Джим спрятал лицо в ладонях, потом медленно провёл ими по лицу и посмотрел на МакКоя. Сейчас, как шок отошёл, ему стало по-настоящему страшно. На одной чаше весов жизнь Спока, на другой – привычная жизнь.
– Джим, мать твою... – Боунс совсем навалился на кресло и стал выглядеть уставшим и будто съежившимся. Джим впервые видел его настолько беспомощным, с обвисшими, подрагивающими бессильно крыльями. И ему стало ещё страшней.
– Я устал, я чертовски, блять, устал, – бесцветно сказал МакКой. – Меня пытали, ломали крылья, выводили из себя, добивали новостями – одна лучше другой, грёбаный Хан при мне оторвал крыло человеку, потом срастил мои, потом ты со своим гоблином… и всё это в один день, и ты вот хочешь – серьёзно, чтобы я ещё и за тебя принял решение – понфарриться тебе там или нет? Нет уж, сам выбирай, что тебе важней, твоя холостяцкая свобода или живой гоблин.
Жизнь – что может быть важнее? Ничего не может, так их учили, да Джим и сам знал это. Не может холостяцкая свобода, целая задница, нетронутый разум быть важнее чьей-то жизни. Как бы ни было страшно.
Джим поднялся на нетвёрдых ногах. Когда он проговаривал это про себя, звучало логично и просто. А на деле страх ничуть не уменьшился.
Страх тоже не важнее жизни. Не должен быть важнее.
– Ладно, пойдём. Подготовишь меня. Время уже...
МакКой кивнул.
В палате был приглушённый свет. Джима такая обстановка нервировала с детства, она пахла безнадёжностью и болезнью, несмотря на высокую стерильность. Белая ширма, которой пока что была отгорожена кровать со Споком, тоже радости не доставляла. Стоять посреди этого пространства без штанов и ждать своей участи – то ещё удовольствие.

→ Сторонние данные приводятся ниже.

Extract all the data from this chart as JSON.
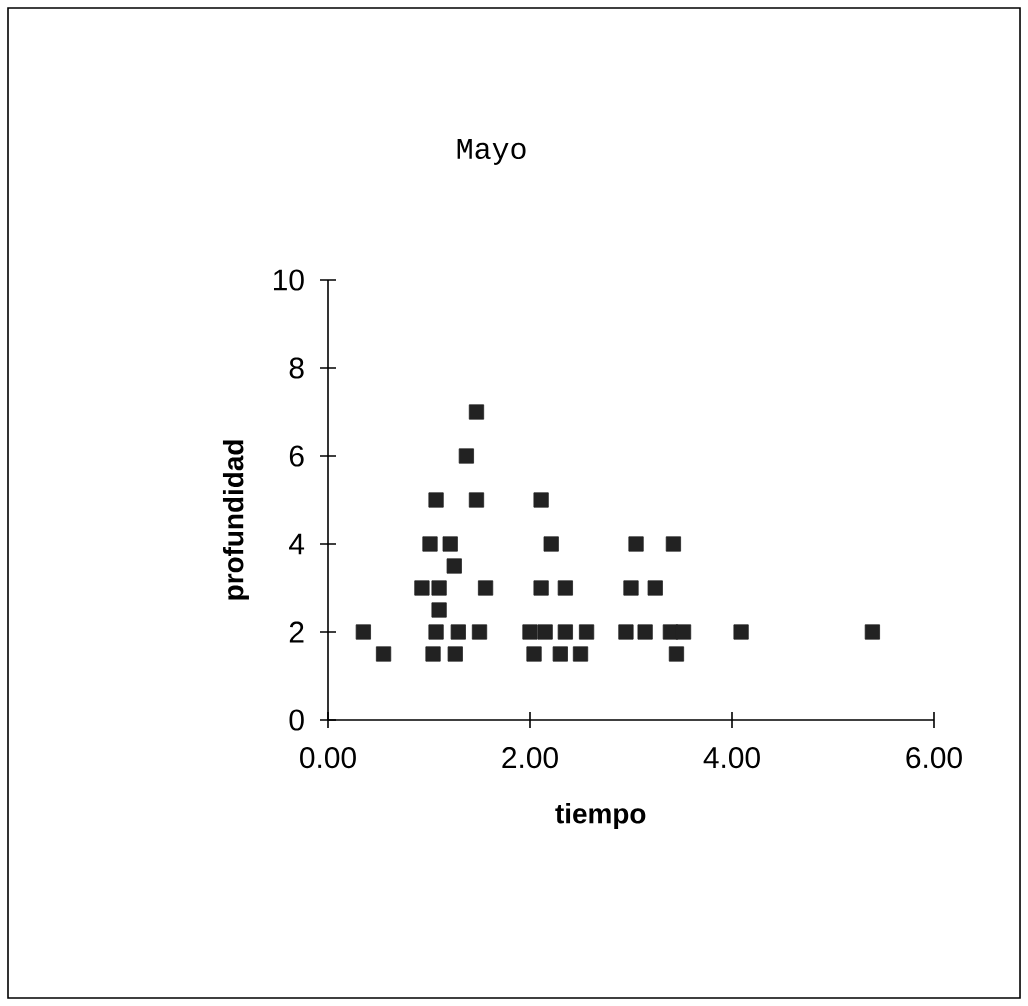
{
  "chart_data": {
    "type": "scatter",
    "title": "Mayo",
    "xlabel": "tiempo",
    "ylabel": "profundidad",
    "x": [
      0.35,
      0.55,
      1.04,
      1.26,
      0.93,
      1.07,
      1.01,
      1.21,
      1.1,
      1.1,
      1.25,
      1.29,
      1.5,
      1.56,
      1.07,
      1.47,
      1.37,
      1.47,
      2.0,
      2.15,
      2.35,
      2.56,
      2.04,
      2.3,
      2.5,
      2.11,
      2.35,
      2.21,
      2.11,
      2.95,
      3.14,
      3.39,
      3.52,
      3.0,
      3.24,
      3.05,
      3.42,
      3.45,
      4.09,
      5.39
    ],
    "values": [
      2,
      1.5,
      1.5,
      1.5,
      3,
      2,
      4,
      4,
      3,
      2.5,
      3.5,
      2,
      2,
      3,
      5,
      5,
      6,
      7,
      2,
      2,
      2,
      2,
      1.5,
      1.5,
      1.5,
      3,
      3,
      4,
      5,
      2,
      2,
      2,
      2,
      3,
      3,
      4,
      4,
      1.5,
      2,
      2
    ],
    "color": "#222222",
    "marker": "square",
    "xlim": [
      0,
      6
    ],
    "ylim": [
      0,
      10
    ],
    "xticks": [
      {
        "value": 0,
        "label": "0.00"
      },
      {
        "value": 2,
        "label": "2.00"
      },
      {
        "value": 4,
        "label": "4.00"
      },
      {
        "value": 6,
        "label": "6.00"
      }
    ],
    "yticks": [
      0,
      2,
      4,
      6,
      8,
      10
    ]
  }
}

– Значит, ты введёшь это гоблину, – МакКой появился из-за ширмы, серый, как несвежий мартовский снег, и продемонстрировал Джиму небольшой гипошприц, после чего отложил его на тумбочку. – Это снимет действие транквилизатора. Приборы от зеленоухого я аккуратно отсоединил, никто не прибежит. Ну и… будем надеяться, что сейчас я растяну твою бедовую задницу достаточно.
Джим тоскливо посмотрел на него, но этого МакКой уже не видел. Он натягивал белые резиновые перчатки и оглядывал натюрморт на тумбочке – бутыльки регенератора, медицинской смазки, портативный очиститель, гипо с анальгетиками и ещё две пары чистых перчаток.
– Боунс, ты же понимаешь, что это хренов сюрреализм? – безнадёжно сказал Джим, ощущая, что левое крыло бьёт панический тремор.
Он кивнул.
– Ещё бы не понимать, пуховая подушка. Ложись. Чем быстрей с этим покончим…
– Вот уж точно.
Джим послушно улёгся на расстеленную чистую простынку задницей кверху и уткнулся носом в подушку. Крылья всё ещё подрагивали.
МакКой куда-то отошёл. Джим сопел в подушку и слышал, как зашумел репликатор. И был не против задержки. Что угодно, чтобы отсрочить момент, когда ему в голову залезут и образуют там какую-то непонятную связь.
МакКой вернулся и велел ему поднять голову. Оказалось, протягивал стакан. Там было на три пальца выпивки.